It is critical to work with your child at home to help them prepare for the school setting, says Ally Albers, of EB Pediatric Resources.
Albers and Heather Bragg, founder of Learning Decoded, shared easy ideas at the Neighborhood Parents Network’s Developmental Differences Resource Fair that parents can use to help their children succeed, both in school and at home.
Most important is remembering that there are many facets to the learning process, including things like processing speed, reasoning and organization. Just because your child might need more time to process information or “mull it over” doesn’t reflect on his or her intelligence level.
Work on fundamental skills, such as understanding and following simple directions, as well as working on their expressive skills, especially in young children.
Promote language skills at home by “vocalizing back” what they say to you and then expanding on what they say.

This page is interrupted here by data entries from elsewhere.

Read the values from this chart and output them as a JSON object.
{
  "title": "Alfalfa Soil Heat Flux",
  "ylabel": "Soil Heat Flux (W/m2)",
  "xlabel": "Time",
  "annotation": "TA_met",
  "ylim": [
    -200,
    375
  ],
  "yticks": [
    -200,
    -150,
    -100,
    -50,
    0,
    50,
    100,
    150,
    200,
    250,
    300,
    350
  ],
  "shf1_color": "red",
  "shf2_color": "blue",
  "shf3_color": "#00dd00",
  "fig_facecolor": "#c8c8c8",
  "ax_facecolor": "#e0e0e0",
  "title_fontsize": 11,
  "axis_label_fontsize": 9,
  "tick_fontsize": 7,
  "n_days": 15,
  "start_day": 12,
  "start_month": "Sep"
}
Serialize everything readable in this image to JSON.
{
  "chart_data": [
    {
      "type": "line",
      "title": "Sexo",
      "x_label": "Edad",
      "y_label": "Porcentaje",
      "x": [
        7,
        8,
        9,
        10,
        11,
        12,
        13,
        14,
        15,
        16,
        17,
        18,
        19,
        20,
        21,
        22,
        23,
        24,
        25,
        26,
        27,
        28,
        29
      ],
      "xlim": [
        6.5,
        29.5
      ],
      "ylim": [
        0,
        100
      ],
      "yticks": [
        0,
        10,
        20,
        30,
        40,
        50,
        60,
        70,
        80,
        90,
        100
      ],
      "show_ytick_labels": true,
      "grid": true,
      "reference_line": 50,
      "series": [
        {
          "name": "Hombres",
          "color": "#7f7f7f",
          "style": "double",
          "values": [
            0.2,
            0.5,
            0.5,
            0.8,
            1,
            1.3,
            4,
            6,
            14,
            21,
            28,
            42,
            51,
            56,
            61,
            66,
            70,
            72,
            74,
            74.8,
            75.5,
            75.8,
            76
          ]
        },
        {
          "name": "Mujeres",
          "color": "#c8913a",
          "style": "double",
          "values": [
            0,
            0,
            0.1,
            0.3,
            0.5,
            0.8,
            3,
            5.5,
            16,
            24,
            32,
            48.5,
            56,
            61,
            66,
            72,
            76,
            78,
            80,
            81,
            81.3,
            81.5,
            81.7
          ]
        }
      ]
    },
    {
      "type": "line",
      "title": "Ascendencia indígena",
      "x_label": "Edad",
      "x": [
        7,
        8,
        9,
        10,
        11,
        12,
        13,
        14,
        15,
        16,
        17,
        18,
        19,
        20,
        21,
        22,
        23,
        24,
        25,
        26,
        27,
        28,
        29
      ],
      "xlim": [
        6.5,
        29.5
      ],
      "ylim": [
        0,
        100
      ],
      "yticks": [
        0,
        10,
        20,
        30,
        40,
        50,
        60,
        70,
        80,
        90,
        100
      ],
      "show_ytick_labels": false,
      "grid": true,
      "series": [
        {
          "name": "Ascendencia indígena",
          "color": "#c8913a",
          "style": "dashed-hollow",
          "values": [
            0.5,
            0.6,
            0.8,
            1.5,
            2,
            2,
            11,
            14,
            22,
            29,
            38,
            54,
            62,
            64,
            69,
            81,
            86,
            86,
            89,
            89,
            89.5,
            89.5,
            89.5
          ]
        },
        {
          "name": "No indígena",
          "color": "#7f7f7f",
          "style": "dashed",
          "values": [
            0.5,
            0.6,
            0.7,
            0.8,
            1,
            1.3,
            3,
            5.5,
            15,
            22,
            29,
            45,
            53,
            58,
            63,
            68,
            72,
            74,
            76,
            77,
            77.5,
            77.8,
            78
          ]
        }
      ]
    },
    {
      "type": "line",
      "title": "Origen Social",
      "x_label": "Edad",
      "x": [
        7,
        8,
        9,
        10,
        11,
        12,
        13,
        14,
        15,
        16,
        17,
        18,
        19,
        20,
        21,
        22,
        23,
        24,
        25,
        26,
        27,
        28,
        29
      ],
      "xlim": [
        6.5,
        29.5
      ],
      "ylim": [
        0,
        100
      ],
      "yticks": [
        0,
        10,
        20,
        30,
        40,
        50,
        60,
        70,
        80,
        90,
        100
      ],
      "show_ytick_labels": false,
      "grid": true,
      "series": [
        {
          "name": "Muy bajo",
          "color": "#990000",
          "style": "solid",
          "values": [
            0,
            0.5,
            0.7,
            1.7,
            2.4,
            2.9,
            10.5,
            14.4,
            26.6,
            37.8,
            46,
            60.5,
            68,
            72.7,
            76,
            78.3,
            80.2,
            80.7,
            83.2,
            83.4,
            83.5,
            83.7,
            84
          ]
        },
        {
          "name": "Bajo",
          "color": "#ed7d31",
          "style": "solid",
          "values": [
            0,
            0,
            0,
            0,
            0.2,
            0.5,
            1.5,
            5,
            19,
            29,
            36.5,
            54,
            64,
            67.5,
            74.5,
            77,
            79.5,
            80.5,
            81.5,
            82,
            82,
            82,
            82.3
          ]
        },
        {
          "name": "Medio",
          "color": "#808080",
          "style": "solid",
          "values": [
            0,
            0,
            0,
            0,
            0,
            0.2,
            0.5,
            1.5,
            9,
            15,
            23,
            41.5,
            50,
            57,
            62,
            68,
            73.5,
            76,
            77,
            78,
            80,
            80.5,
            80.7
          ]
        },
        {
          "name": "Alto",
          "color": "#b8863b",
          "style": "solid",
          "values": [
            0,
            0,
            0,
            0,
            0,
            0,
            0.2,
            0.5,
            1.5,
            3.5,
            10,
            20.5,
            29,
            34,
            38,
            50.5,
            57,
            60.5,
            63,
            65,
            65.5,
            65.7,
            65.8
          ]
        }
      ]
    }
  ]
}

Engage your child in play and talk about the things you are playing with. For example, if you’re playing with a truck, talk about the truck and describe what it is doing and where it is going, Albers says.
She also emphasizes the importance of reading with your child as much as possible. Expose them to music and simple nursery rhymes or finger plays to promote positive language development.
Talk with your child’s teachers to see how they reinforce language development. It also might help to observe your child in school, to see if they are successfully getting their point across to their teacher and peers.
Work on listening skills. Can your child understand most of what you’re saying? Can they follow two-step directions and understand basic concepts? Do they hear and respond to questions?
Assess your child and see how best they learn, says Bragg. Some children are visual learners, while others learn by listening or even by touching things.
Sometimes kids struggle because the way they’re being taught in school doesn’t match their preferred learning style, she says. For example, if your child is a visual learner, just listening to the definition of a vocabulary word might not help them learn that word. In those cases, seeing a picture of the word can help them connect meaning to it.
Address concerns about your child’s academic career right away, because waiting and letting them struggle might have a long-term impact on their self-esteem.
“If you think something is going on, take action,” Bragg says. “Kids internalize things, and if they think they’re not smart and get turned off towards education, that’s something that’s hard to undo. There is so much benefit to early intervention.”